Widzieliśmy podobne sytuacje na świecie. Polska ma być może bardziej stabilny system polityczny od Ukrainy, ale we Włoszech mieliśmy przecież najpierw Berlusconiego, potem Beppe Grillo i Ruch Pięciu Gwiazd. Gdy cała klasa polityczna zawodzi, toczy walki, z którymi społeczeństwo się nie utożsamia, to pojawia się popyt na głębszą zmianę.
Platforma weszła na polityczną równie pochyłą?

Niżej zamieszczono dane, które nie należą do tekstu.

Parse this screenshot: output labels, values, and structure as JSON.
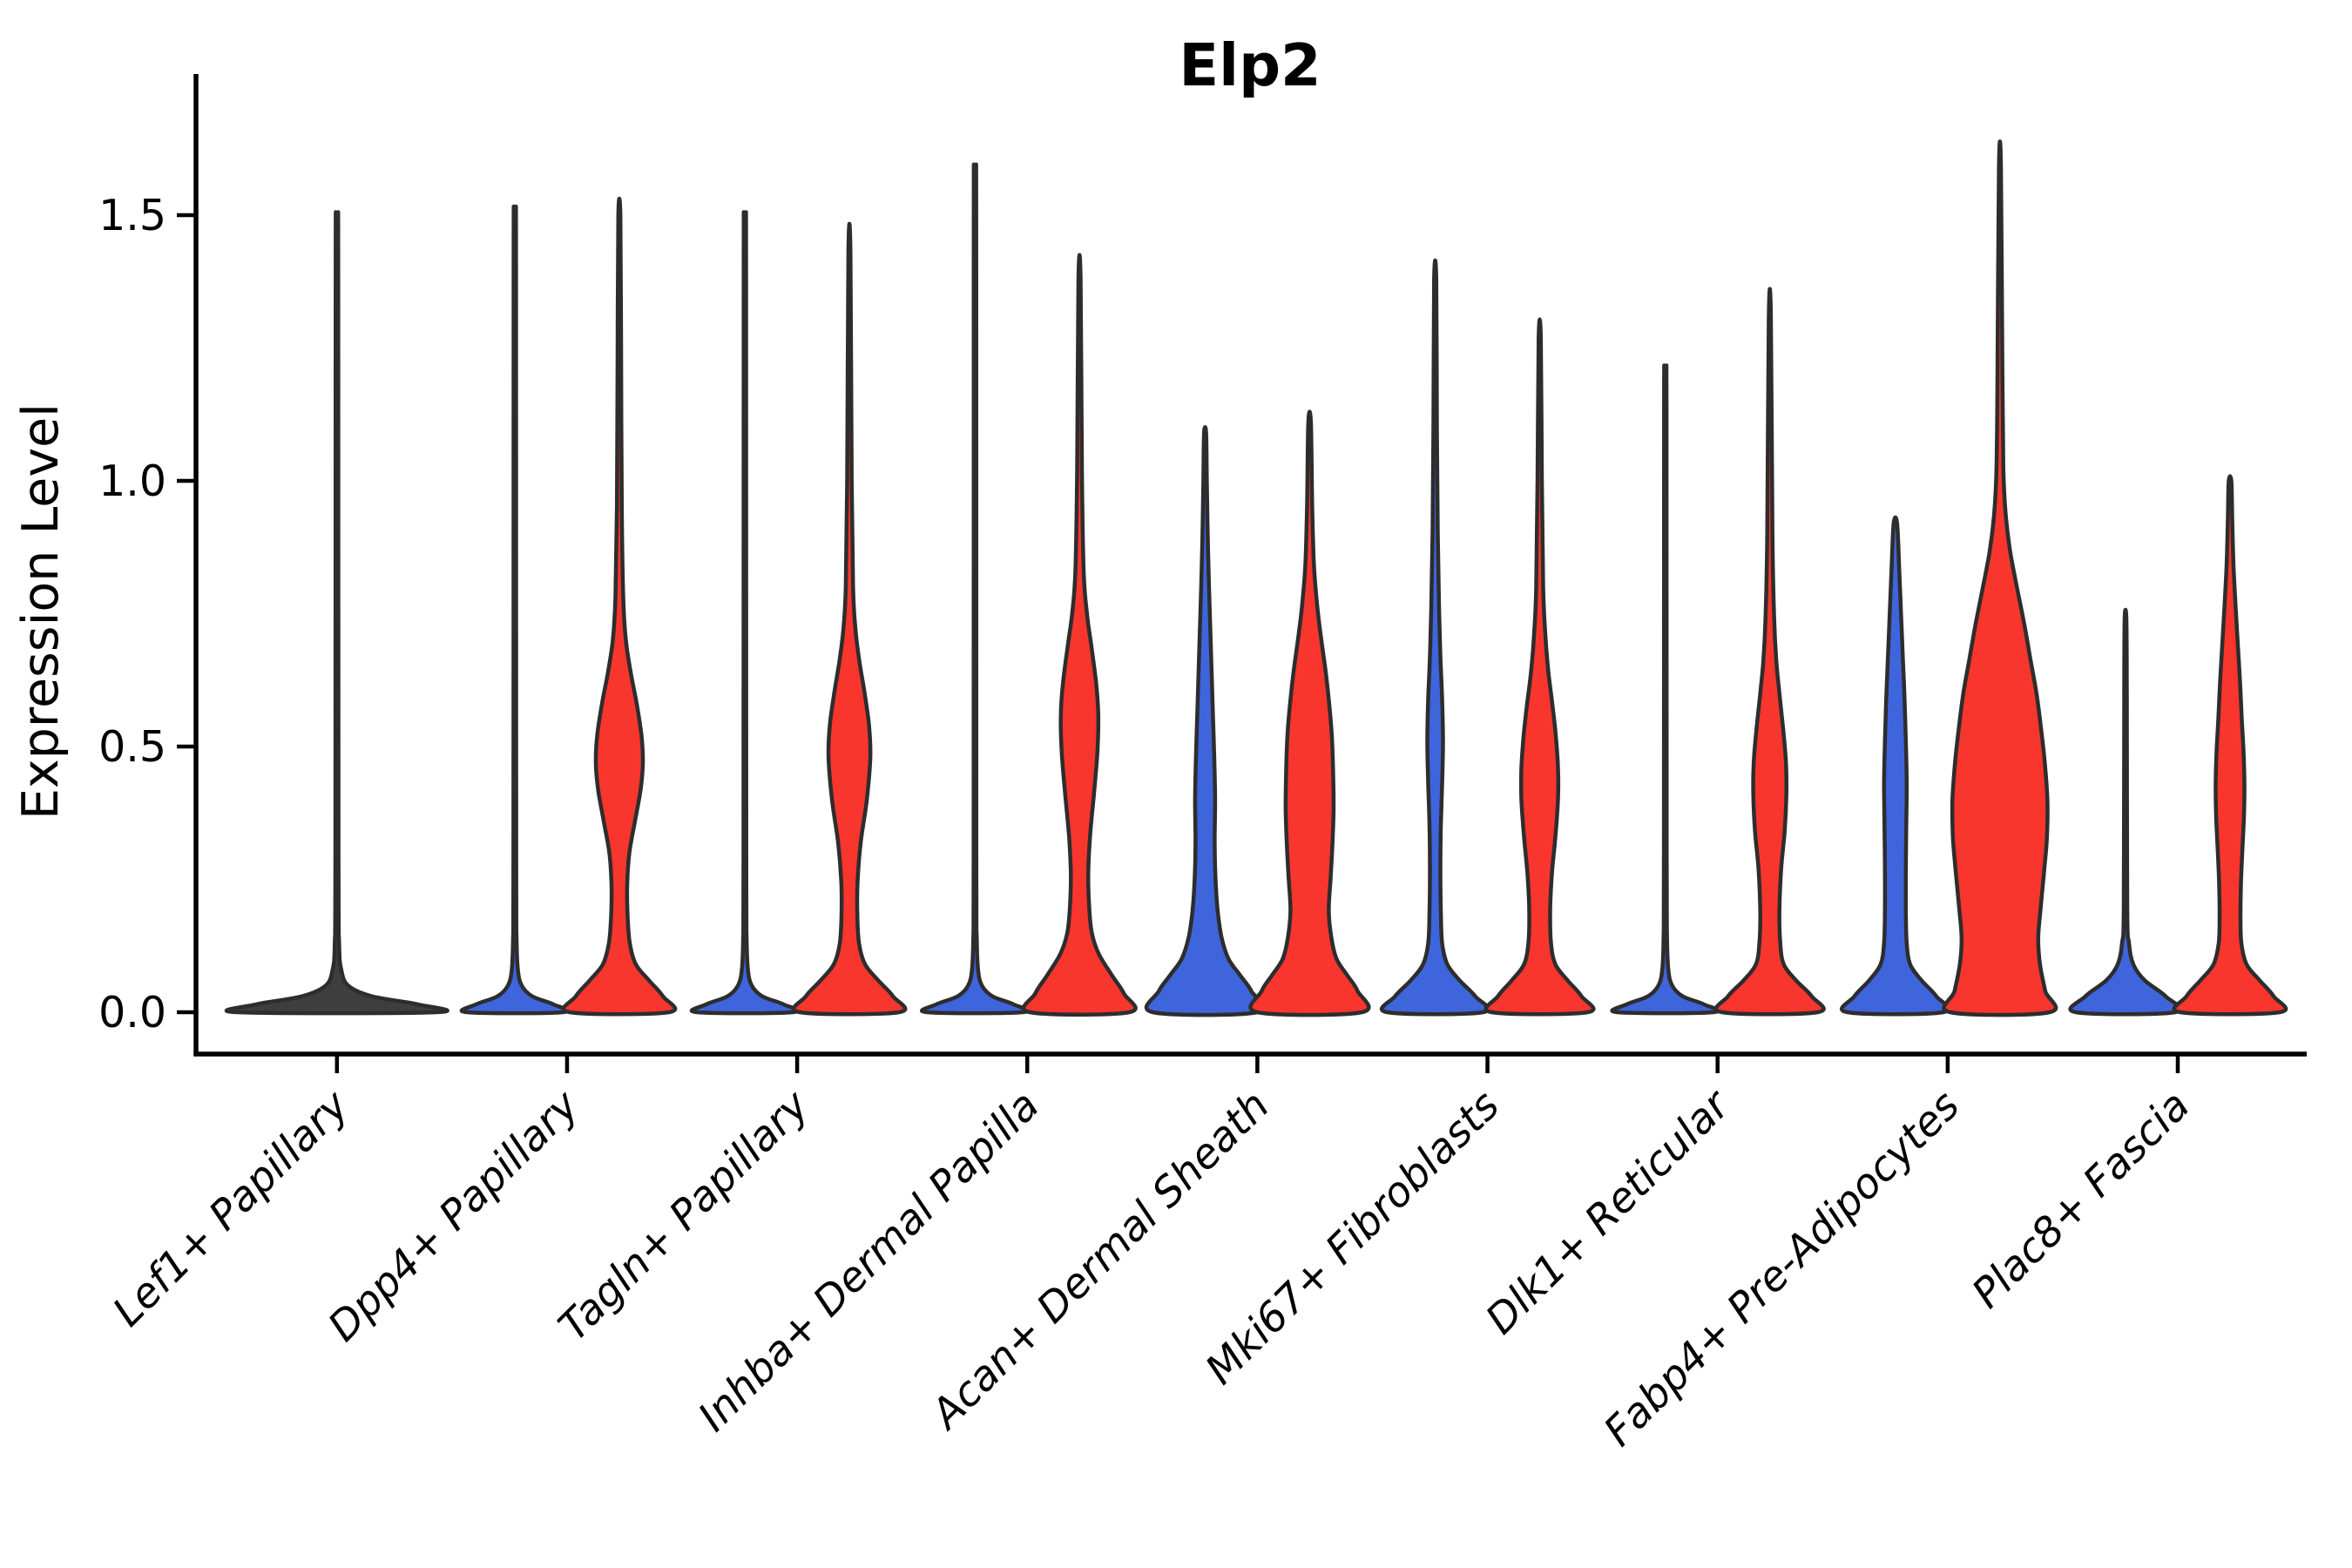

– Kryzys w PO trwa od dawna. W ciągu ostatnich kilku lat poniosła całą serię klęsk. Najpierw były przegrane wybory europejskie, po fatalnej decyzji, by wystawić w nich komplet byłych premierów. Potem był rozpad Koalicji Europejskiej i wybory parlamentarne, gdzie – jeśli zsumujemy wyniki PO i Nowoczesnej z 2015 roku – to Koalicja Obywatelska straciła poparcie najbardziej. Potem były wybory prezydenckie i beznadziejna sytuacja sondażowa Kidawy-Błońskiej. Wydawało się, że Platforma jest w czarnej dziurze. Wystarczyło jednak zmienić ją na Trzaskowskiego, by zdobył 10 milionów głosów i o mało co nie wygrał z Dudą. Także teraz można sobie wyobrazić podobny scenariusz. PO ciągle może się odrodzić.
W jaki sposób?
– Ciągle ma istotne zasoby, zwłaszcza w samorządzie. Główny problem z ewentualnym rozpadem Platformy jest taki, co dalej z zarządami województw mazowieckiego, wielkopolskiego, pomorskiego, warmińsko-mazurskiego, pomorskiego, zachodnio-pomorskiego. To są ciała wspólnie mające władzę w istotnej części kraju. Zasiadają w nich w imieniu PO poważni ludzie, na co dzień podejmujący decyzje o skutkach odczuwalnych dla milionów osób. Przy nich np. szef klubu parlamentarnego PO jest utrzymywanym przez państwo publicystą.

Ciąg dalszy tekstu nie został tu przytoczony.